Es gäbe nun aber auch, sagte Herr Shi-shmi, noch andere gewaltige Meister, die durchaus neben Meister Weto-feng gestellt werden könnten. Das sei zwar immer alles Ansichtssache, und wenn er mir das sage, so sei das seine persönliche Meinung, die sich allerdings mit der vieler anderer Musikfreunde decke. So habe es etwa hundert Jahre vor We-to-feng einen erhabenen Meister namens Yo-yang' Se-wa-tang' Wa'ch (ein sehr langer Name) gegeben, dessen Musik äußerst schätzenswert sei. Dieser Meister Yo-yang' sei im Alter blind geworden (sonst sind Musiker in der Regel nicht blind*) und habe am Ende seines Lebens seinem Schwiegersohn eine Musik in die Feder diktiert, die vielleicht überhaupt der bis jetzt unausgelotete innerste Kern aller Musik sei. Sie heiße >Die Kunst der dahinfliehenden Notenwerte<, und man wisse gar nicht recht, mit welchen Instrumenten sie zu spielen sei. Diese Musik bestehe eigentlich bereits aus unirdischen Sphärenklängen und sei eine Art in der Seele tönende Mathematik. Dann habe etwa zur Zeit des Meisters We-to-feng, aber etwas früher als er, ein großer Meister gelebt, der Mo-tsa geheißen habe. Er sei sehr jung gestorben und habe dennoch eine Fülle von Werken hinterlassen, die oft deshalb mißverstanden würden, weil sich dort eine Welt von Dämonen hinter einer gefälligen Fassade verberge. Das gleiche gelte für einen späteren Meister, ebenfalls früh verstorben, der sich als Schüler des Meisters We-to-feng verstanden habe und Fa-shu-we hieß. Vom Meister Fa-shu-we gäbe es ein Musikstück für »Himmlische Fünfheit« mit der Bezeichnung >Die Forelle<, das er, Herr Shi-shmi, besonders liebe. Später dann habe ein großer Meister gelebt, von dem man sagen könne, er habe in gewisser Weise vollendet, was We-to-feng begonnen habe. Dieser Meister, der einen langen Bart hatte (Herr Shi-shmi zeigte mir ein Bild), sei von grimmigem Ernst gewesen; seine Musik sei Musik einer Spätzeit.
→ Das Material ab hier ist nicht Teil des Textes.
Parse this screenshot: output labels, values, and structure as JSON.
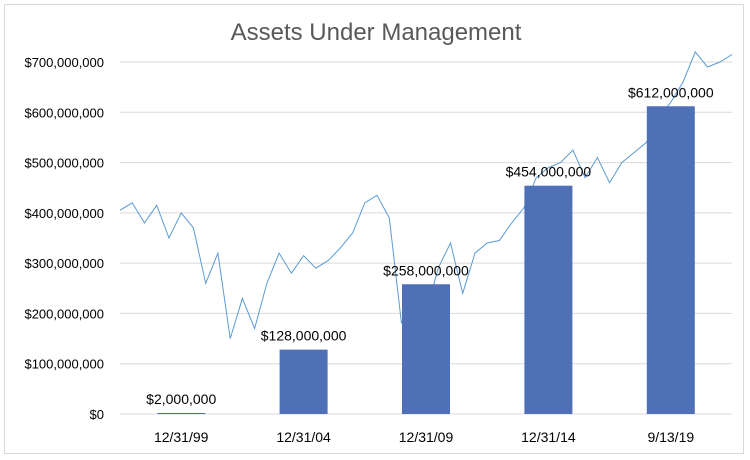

Ein Stück von ihm für die Besetzung »Himmlische Vierheit« hätten er und seine Freunde vor, das nächste Mal zu spielen. Diese Musik sei herb und bitter und wie eine Erinnerung an eine schönere Welt. Yo-yan' Wa-mas hieß dieser Meister, sei aus einer Stadt im Norden gekommen, und sei  meine er, sagte Herr Shi-shmi  der letzte der großen und erhabenen Meister gewesen.

»Gibt es heute keine Musiker mehr?« fragte ich. »Doch«, sagte er, »aber das ist alles Ansichtssache.« Er schätze zwar manches, was neuere Meister verfaßt haben, manches sei hübsch, manchem müßte man mit großem Respekt vor den Bemühungen der neueren Meister entgegentreten, aber den wahren Gipfel habe, meine er, seit dem Meister Yo-yan' Wa-mas keiner mehr erklommen.


* Im alten China waren alle Musiker blind.